— Мы обвиняем дочь в эгоизме, а сами только и думаем о том, как бы не потревожить наше уютное семейное счастье. Я не хочу, чтобы Лиза осталась одна, наедине со своим даром, который сильнее её разума. Она не виновата в том, что её настоящий отец был эльфом. Это моя и только моя вина!
— Это и не твоя вина тоже! Так сложилась наша жизнь, в то время мы не вольны были выбирать. — Лекарь обнимал жену и с ненавистью поглядывал в сторону забытых на столе браслетов. — Мне хотелось, чтобы у наших детей обязательно был выбор. Они не видели войны и лишений, выросли среди цветущих садов и зелёных полей. А теперь мы сами пытаемся забрать у дочери ту жизнь, которую она любит, и заменить её на какое-то «благо», о котором сами не имеем понятия. Мы ведь не знаем, что значит для мага жить без его дара, что значит жить с нелюбимым человеком…
— Мы всё ещё можем отпустить её, Эдвин. Ещё не поздно всё исправить, — всхлипнула Сония. — Трир далеко и не подчиняется Ордену Инквизиции, а магистру Тэрону можно доверять. Когда-то мы доверяли ему свои жизни и ничего не боялись.
— Нет, Сония, мы долго вынашивали наше решение и отступаться уже не станем. Нужно быть сильными до конца. Лиза разумная девочка, она успокоится, поразмышляет и справится. Если же мы дадим ей сейчас волю, то не простим себе этого до конца нашей жизни.
Лекарь поцеловал жену в висок, порывисто подошёл к раскрытой шкатулке и с отвращением захлопнул крышку.
— Сколько времени ты дашь ей на раздумья? — еле слышно спросила Сония.
— Пусть отпразднует день Великого Солнца со своими друзьями, — ответил Эдвин.
— Семь дней, — прошептала женщина. — Я скажу ей, успокою её. Надеюсь, за это время она не натворит больше ничего.
— Надеюсь, — буркнул в ответ Сандберг. — Отряд искателей убрался из Фоллинге сегодня утром, поэтому мы ничем не рискуем.

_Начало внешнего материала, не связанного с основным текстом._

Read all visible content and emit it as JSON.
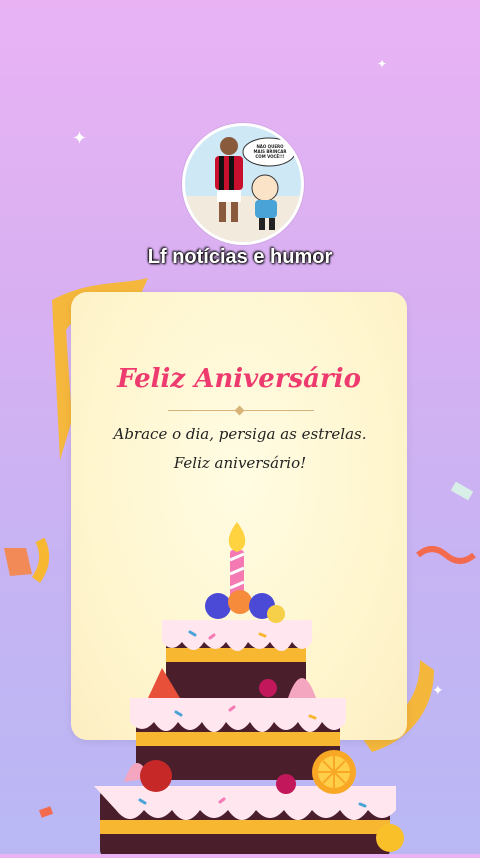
{
  "channel": {
    "name": "Lf notícias e humor"
  },
  "avatar": {
    "speech_text": "NÃO QUERO MAIS BRINCAR COM VOCÊ!!!"
  },
  "card": {
    "title": "Feliz Aniversário",
    "message": "Abrace o dia, persiga as estrelas. Feliz aniversário!"
  },
  "colors": {
    "title": "#ee3b6f",
    "background_top": "#e9b3f4",
    "background_bottom": "#b9b8f5",
    "card": "#fff6cf"
  }
}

Когда Сония вновь вышла на крыльцо клиники, то ни Лизы, ни Фреда там уже не было.
8. Глава 8
Три или четыре дня Сонию терзали тревожные мысли и тягостное ожидание чего-то непоправимого. Тайком от мужа и детей она спустилась в погреб, отыскала на дальних полках задвинутый в тёмный угол костяной ларчик, покрытый пылью и тонкими паутинками, произнесла заклинание-ключ. Древние эльфийские слова глухо отразились от стен и повисли в воздухе, как заблудившееся эхо. Хрустнув попавшими внутрь песчинками, щёлкнул потайной механизм. Женщина откинула крышку, почти не глядя, на ощупь извлекла холодный, слабо мерцающий кубик горного хрусталя, погладила остро отточенные грани.
Огонёк свечи дрогнул, когда она поднесла камень поближе, посмотрела в него на просвет и содрогнулась сама: всё то же, всё то же, что и прежде. Эдвин, которому не по душе были любые предсказания или гадания, заглянул однажды в кристалл и заявил, что эта эльфийская побрякушка — не более чем грязный кусок горной породы, и только бурное воображение жены позволяет ей видеть сокрытые внутри застывших граней ужасающие картины. Сония не поверила мужу. Она знала, что он ошибается. Она также знала, что по-своему он прав. Гадальные камни с той стороны Вечных гор отражали состояние своего обладателя. Тот, кто смотрел в будущее со страхом, видел одно, кто заглядывал с надеждой — другое, кто мучился сомнениями — третье. Менялось настроение предсказателя, менялись и видения.
Сония смотрела в камень и видела чёрный неподвижный лес, где деревья достают до неба или же небо лежит на остроконечных макушках древних елей тёмно-серым тяжёлым покрывалом. Она видела разинутые пасти зверей, их алчущие живой крови зазубренные клыки и горящие, как угли, глаза. Видела змей, свивающихся в клубки на дне непроходимых болот, а среди всего этого — тонкую девичью фигурку. Волосок чужеродного вещества, попавший в горный хрусталь столетия назад, задолго до рождения Лизы и задолго до рождения того, кто подарил ей проклятие некромантии, её настоящего отца, эльфа из Гильдии призывателей теней.